Using TensorFlow backend.


# 데이터 불러오기
- FastText
- 네이버 영화 리뷰

In [2]:
from gensim import models

ko_model = models.fasttext.load_facebook_model('cc.ko.300.bin.gz')

In [3]:
df = pd.read_excel('ratings_train.xlsx')

doc = list(df['document'])
labels = list(df['label'])

#  리뷰 데이터 전처리

## Okt

In [None]:
from konlpy.tag import Okt

okt = Okt()

In [None]:
result = []

for sentence in doc:
    try:
        mal_list = okt.pos(sentence)
        mals = []
        for mal in mal_list:
            mals.append(mal[0])
        result.append(mals)
    except:
        result.append('아')

# 토크나이즈

In [None]:
tokenizer = Tokenizer()
tokenizer.fit_on_texts(result)
vocab_size = len(tokenizer.word_index) + 1

In [None]:
X_encoded = tokenizer.texts_to_sequences(result)
max_len = max(len(I) for I in X_encoded)

# 패딩

In [None]:
X_train = pad_sequences(X_encoded, maxlen=max_len, padding='post')
y_train = np.array(labels)

In [None]:
import numpy as np

VOCAB_SIZE = len(tokenizer.index_word) + 1
EMBEDDING_DIM = 300

embedding_matrix = np.zeros((VOCAB_SIZE, EMBEDDING_DIM))

for word, idx in tokenizer.word_index.items():
    embedding_vector = ko_model.wv.word_vec(word)
    if embedding_vector is not None:
        embedding_matrix[idx] = embedding_vector
        
embedding_matrix.shape

# 레이어 쌓기

In [None]:
callback = tf.keras.callbacks.EarlyStopping(monitor='loss', patience=3)

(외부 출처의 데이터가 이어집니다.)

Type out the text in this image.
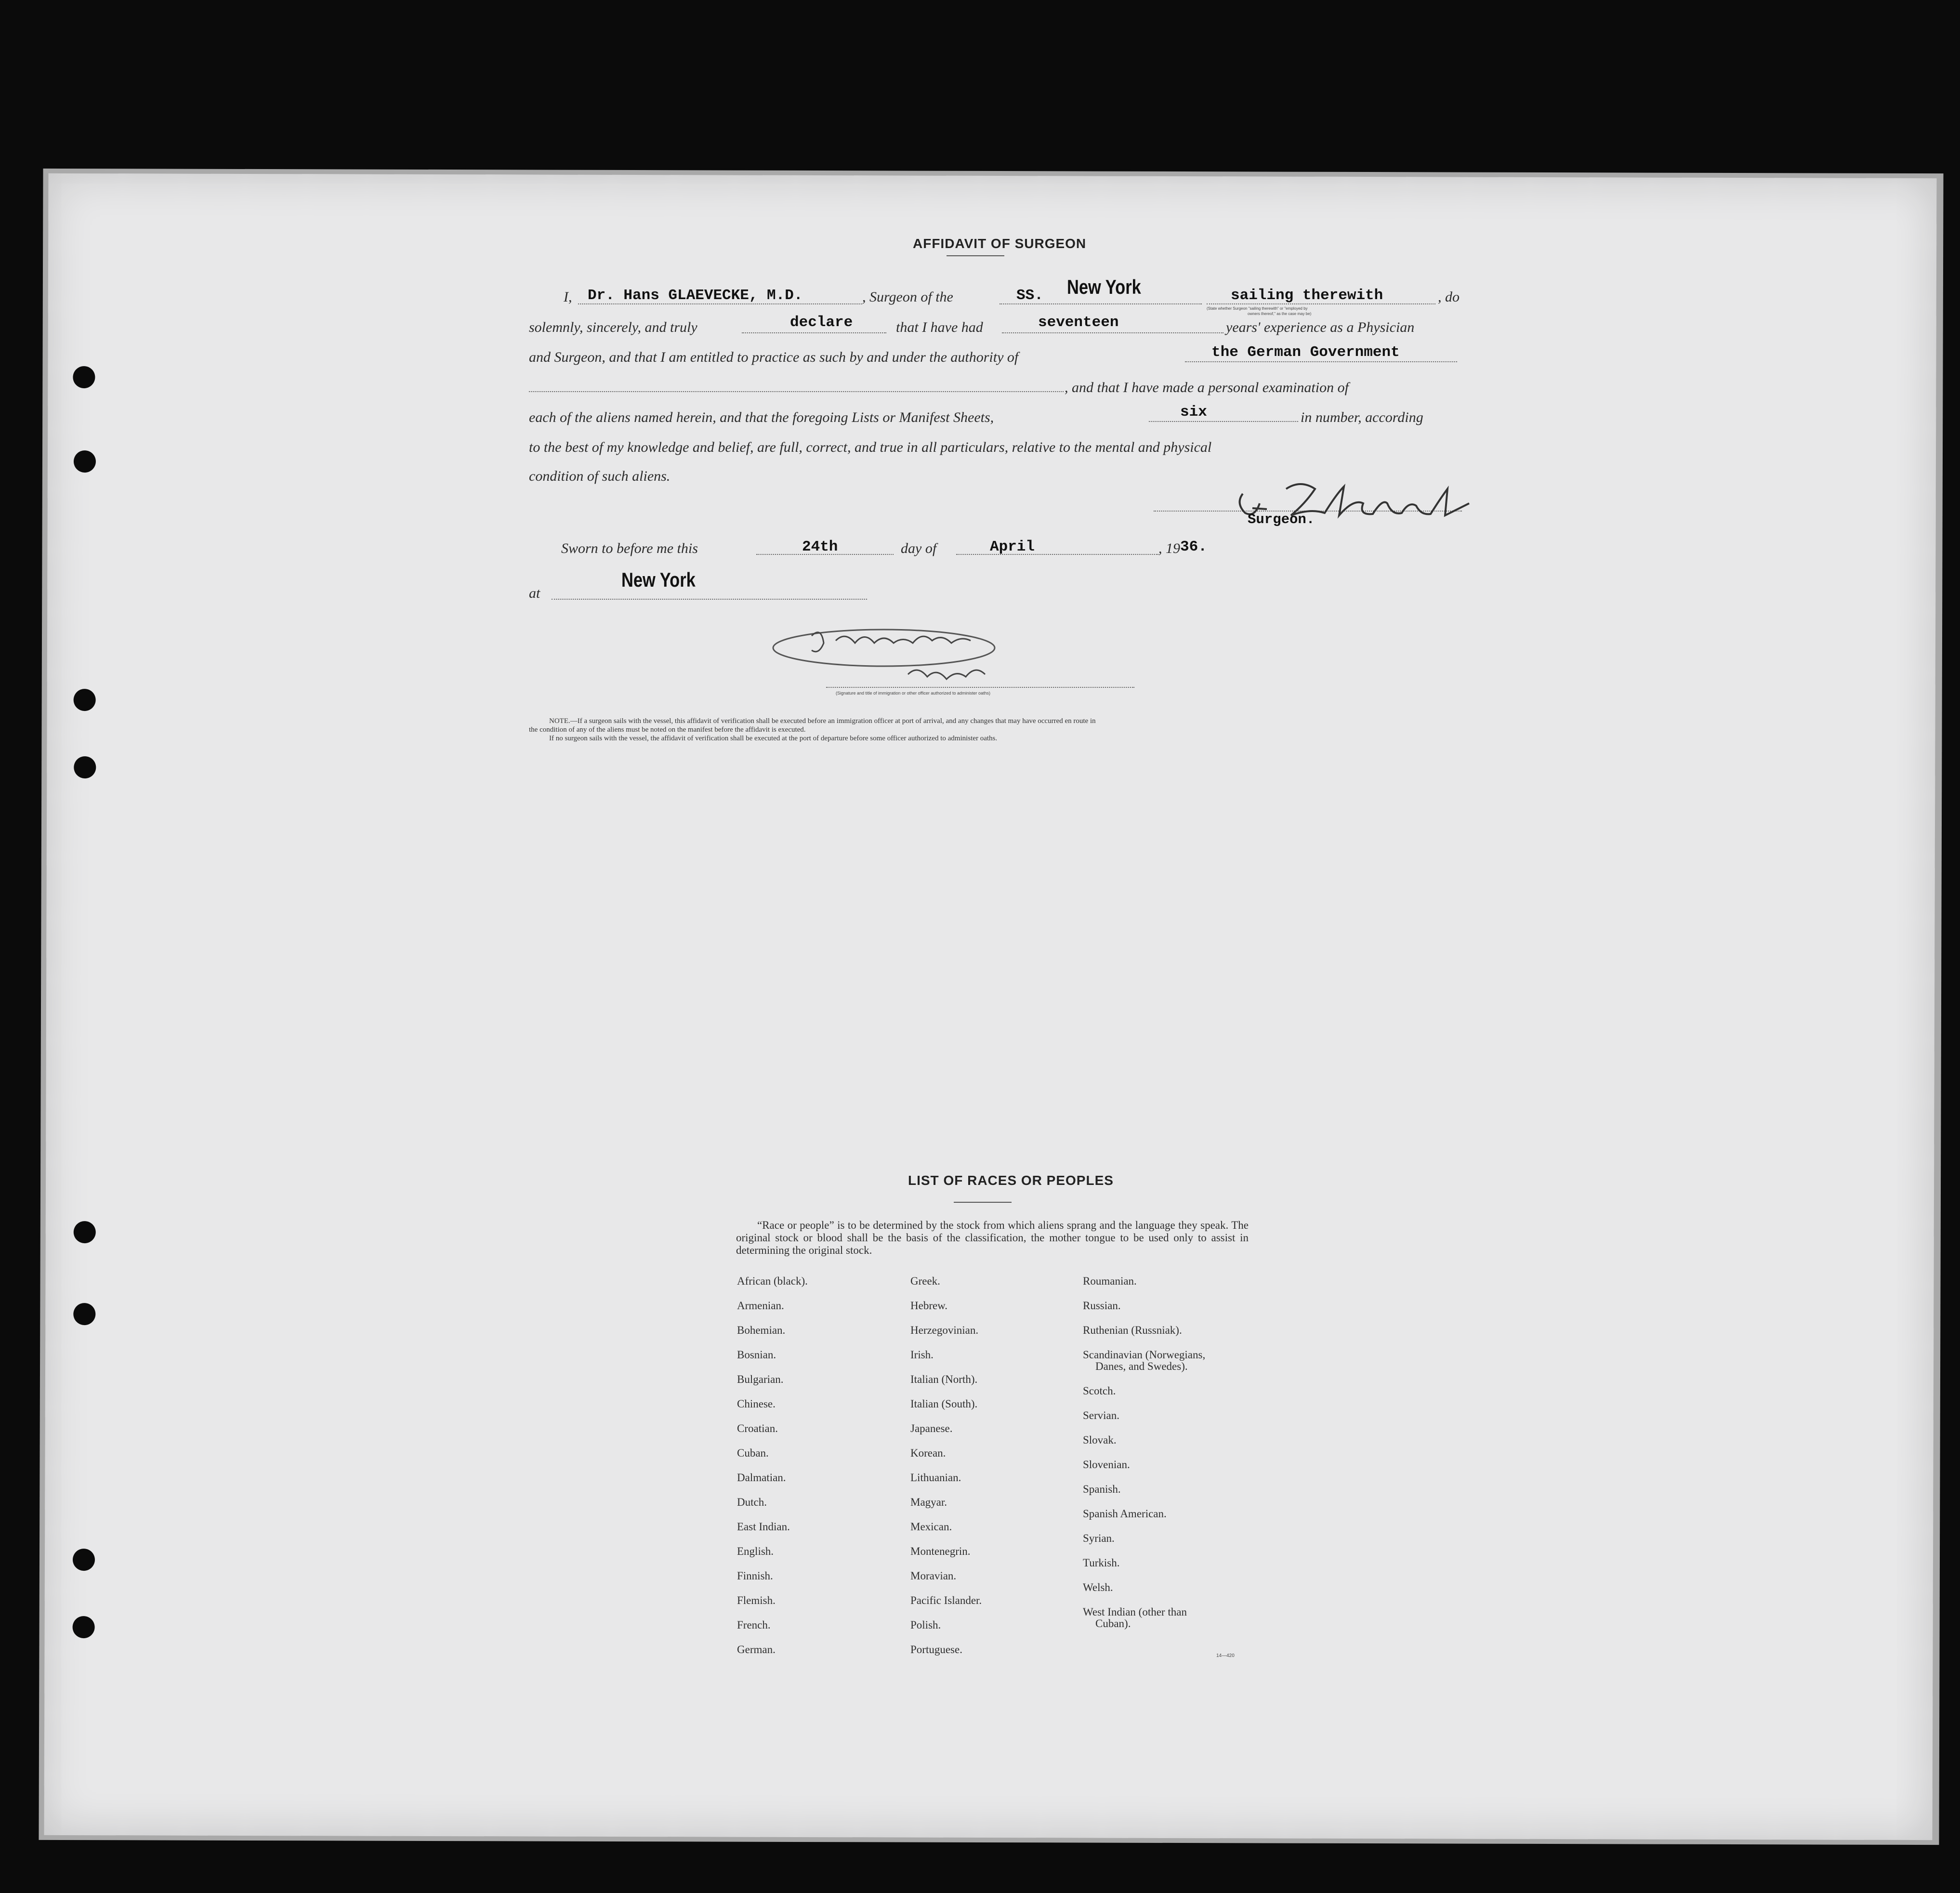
AFFIDAVIT OF SURGEON
I, Dr. Hans GLAEVECKE, M.D.	, Surgeon of the	SS. New York	sailing therewith	, do
(State whether Surgeon "sailing therewith" or "employed by
owners thereof," as the case may be)
solemnly, sincerely, and truly	declare	that I have had	seventeen	years' experience as a Physician
and Surgeon, and that I am entitled to practice as such by and under the authority of	the German Government
, and that I have made a personal examination of
each of the aliens named herein, and that the foregoing Lists or Manifest Sheets,	six	in number, according
to the best of my knowledge and belief, are full, correct, and true in all particulars, relative to the mental and physical
condition of such aliens.
Surgeon.
Sworn to before me this	24th	day of	April	, 19 36.
at
New York
(Signature and title of immigration or other officer authorized to administer oaths)
NOTE.—If a surgeon sails with the vessel, this affidavit of verification shall be executed before an immigration officer at port of arrival, and any changes that may have occurred en route in
the condition of any of the aliens must be noted on the manifest before the affidavit is executed.
If no surgeon sails with the vessel, the affidavit of verification shall be executed at the port of departure before some officer authorized to administer oaths.
LIST OF RACES OR PEOPLES
“Race or people” is to be determined by the stock from which aliens sprang and the language they speak. The original stock or blood shall be the basis of the classification, the mother tongue to be used only to assist in determining the original stock.
African (black).
Armenian.
Bohemian.
Bosnian.
Bulgarian.
Chinese.
Croatian.
Cuban.
Dalmatian.
Dutch.
East Indian.
English.
Finnish.
Flemish.
French.
German.
Greek.
Hebrew.
Herzegovinian.
Irish.
Italian (North).
Italian (South).
Japanese.
Korean.
Lithuanian.
Magyar.
Mexican.
Montenegrin.
Moravian.
Pacific Islander.
Polish.
Portuguese.
Roumanian.
Russian.
Ruthenian (Russniak).
Scandinavian (Norwegians,
Danes, and Swedes).
Scotch.
Servian.
Slovak.
Slovenian.
Spanish.
Spanish American.
Syrian.
Turkish.
Welsh.
West Indian (other than
Cuban).
14—420
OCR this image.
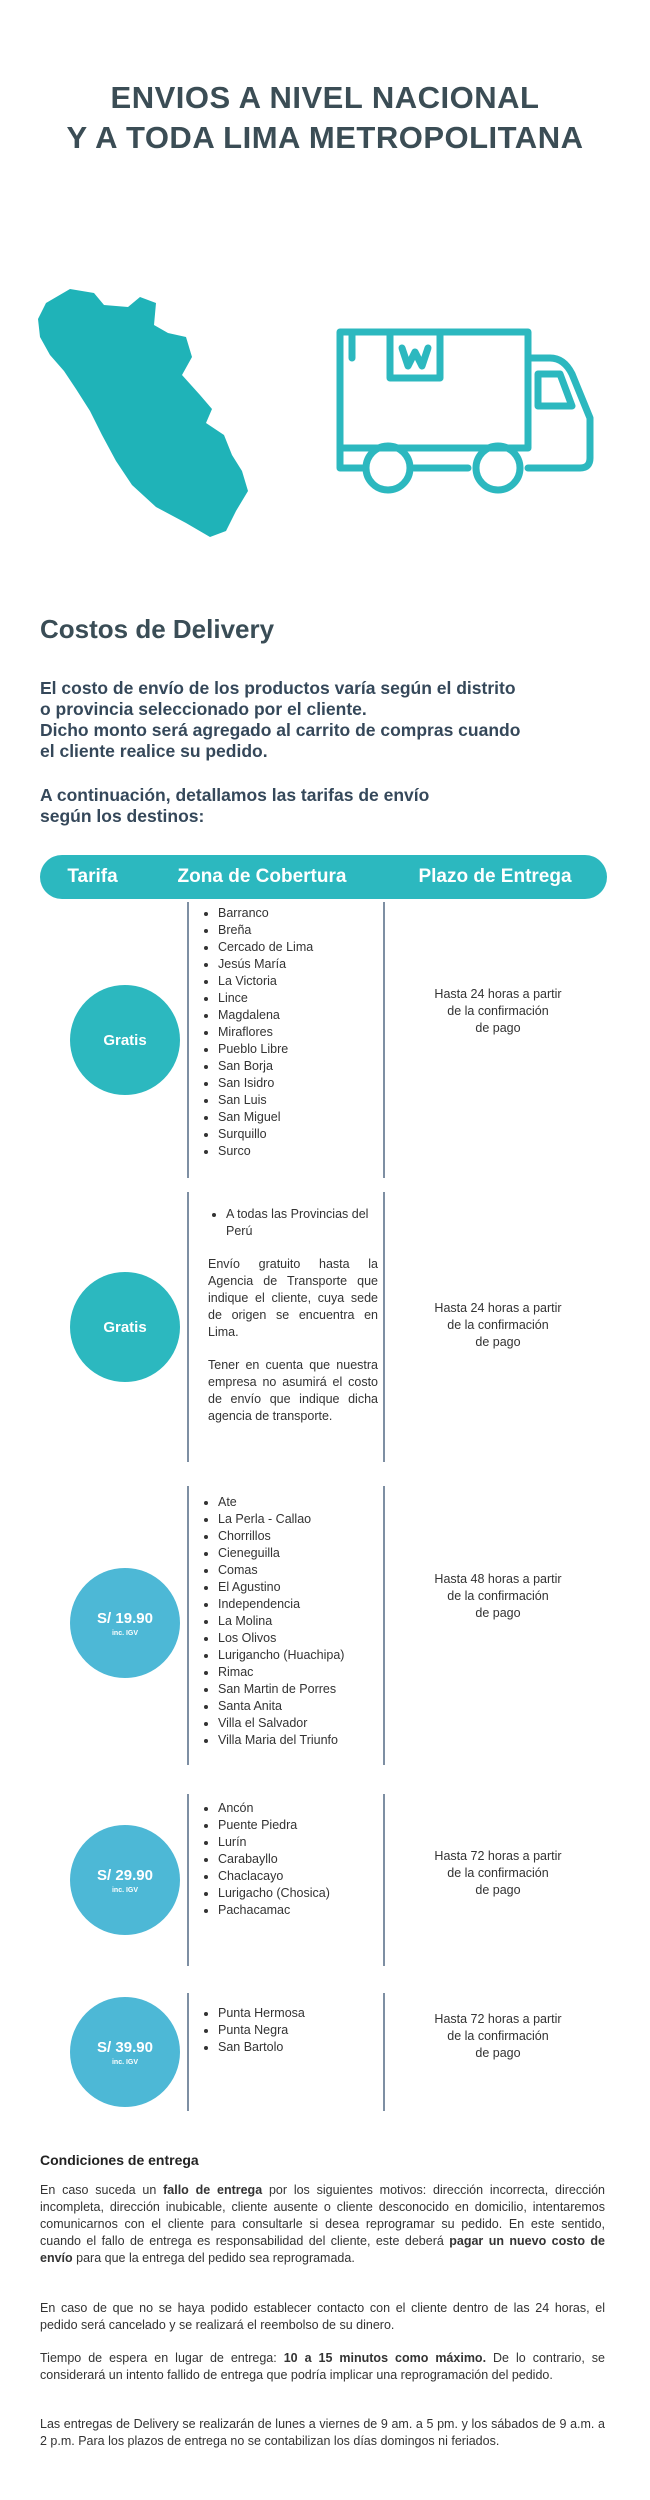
ENVIOS A NIVEL NACIONAL
Y A TODA LIMA METROPOLITANA
Costos de Delivery

El costo de envío de los productos varía según el distrito
o provincia seleccionado por el cliente.
Dicho monto será agregado al carrito de compras cuando
el cliente realice su pedido.

A continuación, detallamos las tarifas de envío
según los destinos:

Tarifa	Zona de Cobertura	Plazo de Entrega
Gratis
• Barranco
• Breña
• Cercado de Lima
• Jesús María
• La Victoria
• Lince
• Magdalena
• Miraflores
• Pueblo Libre
• San Borja
• San Isidro
• San Luis
• San Miguel
• Surquillo
• Surco
Hasta 24 horas a partir
de la confirmación
de pago
Gratis
• A todas las Provincias del Perú

Envío gratuito hasta la Agencia de Transporte que indique el cliente, cuya sede de origen se encuentra en Lima.

Tener en cuenta que nuestra empresa no asumirá el costo de envío que indique dicha agencia de transporte.

Hasta 24 horas a partir
de la confirmación
de pago
S/ 19.90
inc. IGV
• Ate
• La Perla - Callao
• Chorrillos
• Cieneguilla
• Comas
• El Agustino
• Independencia
• La Molina
• Los Olivos
• Lurigancho (Huachipa)
• Rimac
• San Martin de Porres
• Santa Anita
• Villa el Salvador
• Villa Maria del Triunfo
Hasta 48 horas a partir
de la confirmación
de pago
S/ 29.90
inc. IGV
• Ancón
• Puente Piedra
• Lurín
• Carabayllo
• Chaclacayo
• Lurigacho (Chosica)
• Pachacamac
Hasta 72 horas a partir
de la confirmación
de pago
S/ 39.90
inc. IGV
• Punta Hermosa
• Punta Negra
• San Bartolo
Hasta 72 horas a partir
de la confirmación
de pago
Condiciones de entrega

En caso suceda un fallo de entrega por los siguientes motivos: dirección incorrecta, dirección incompleta, dirección inubicable, cliente ausente o cliente desconocido en domicilio, intentaremos comunicarnos con el cliente para consultarle si desea reprogramar su pedido. En este sentido, cuando el fallo de entrega es responsabilidad del cliente, este deberá pagar un nuevo costo de envío para que la entrega del pedido sea reprogramada.

En caso de que no se haya podido establecer contacto con el cliente dentro de las 24 horas, el pedido será cancelado y se realizará el reembolso de su dinero.

Tiempo de espera en lugar de entrega: 10 a 15 minutos como máximo. De lo contrario, se considerará un intento fallido de entrega que podría implicar una reprogramación del pedido.

Las entregas de Delivery se realizarán de lunes a viernes de 9 am. a 5 pm. y los sábados de 9 a.m. a 2 p.m. Para los plazos de entrega no se contabilizan los días domingos ni feriados.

sequence_input = tf.keras.Input(shape=(max_len,), dtype='int32')
embedding_layer = tf.keras.layers.Embedding(vocab_size,
                            embedding_dim,
                            input_length=max_len,
                            trainable=False)
embedded_sequences = embedding_layer(sequence_input)
convs = []
filter_sizes = [3,4,5]
for fsz in filter_sizes:
    x = tf.keras.layers.Conv1D(128, fsz, activation='relu',padding='same')(embedded_sequences)
    x = tf.keras.layers.MaxPooling1D()(x)
    convs.append(x)
x = tf.keras.layers.Concatenate(axis=-1)(convs)
x = tf.keras.layers.Flatten()(x)
x = tf.keras.layers.Dense(128, activation='relu', kernel_regularizer=tf.keras.regularizers.l2(0.02))(x)
x = tf.keras.layers.Dropout(0.5)(x)
output = tf.keras.layers.Dense(1, activation='sigmoid')(x)
model = tf.keras.Model(sequence_input, output)
model.compile(loss='binary_crossentropy',
              optimizer='adam',
              metrics=['accuracy'])

history = model.fit(X_train, y_train, epochs = 20, validation_split=0.2, callbacks=[callback])

# 데이터 시각화

In [None]:
import matplotlib.pyplot as plt
def plot_graphs(history, string):
  plt.plot(history.history[string])
  plt.plot(history.history['val_' + string])
  plt.xlabel("Epochs")
  plt.ylabel(string)
  plt.legend([string, 'val_' + string])
  plt.show()
plot_graphs(history, 'accuracy')
plot_graphs(history, 'loss')

# 예측

In [None]:
sentence = ["존나","좋네",  "실망스럽다. 한심한 영화다. 이것도 영화라고 참."]
sequence_exp = tokenizer.texts_to_sequences(doc[10:20])
padded_exp = pad_sequences(sequence_exp, maxlen = max_len, padding = 'post', truncating= 'post')
print(model.predict(padded_exp).round(2))

# 데이터 저장과 불러오기

In [None]:
!mkdir -p saved_model
model.save('saved_model/my_model') 

new_model = tf.keras.models.load_model('saved_model/my_model')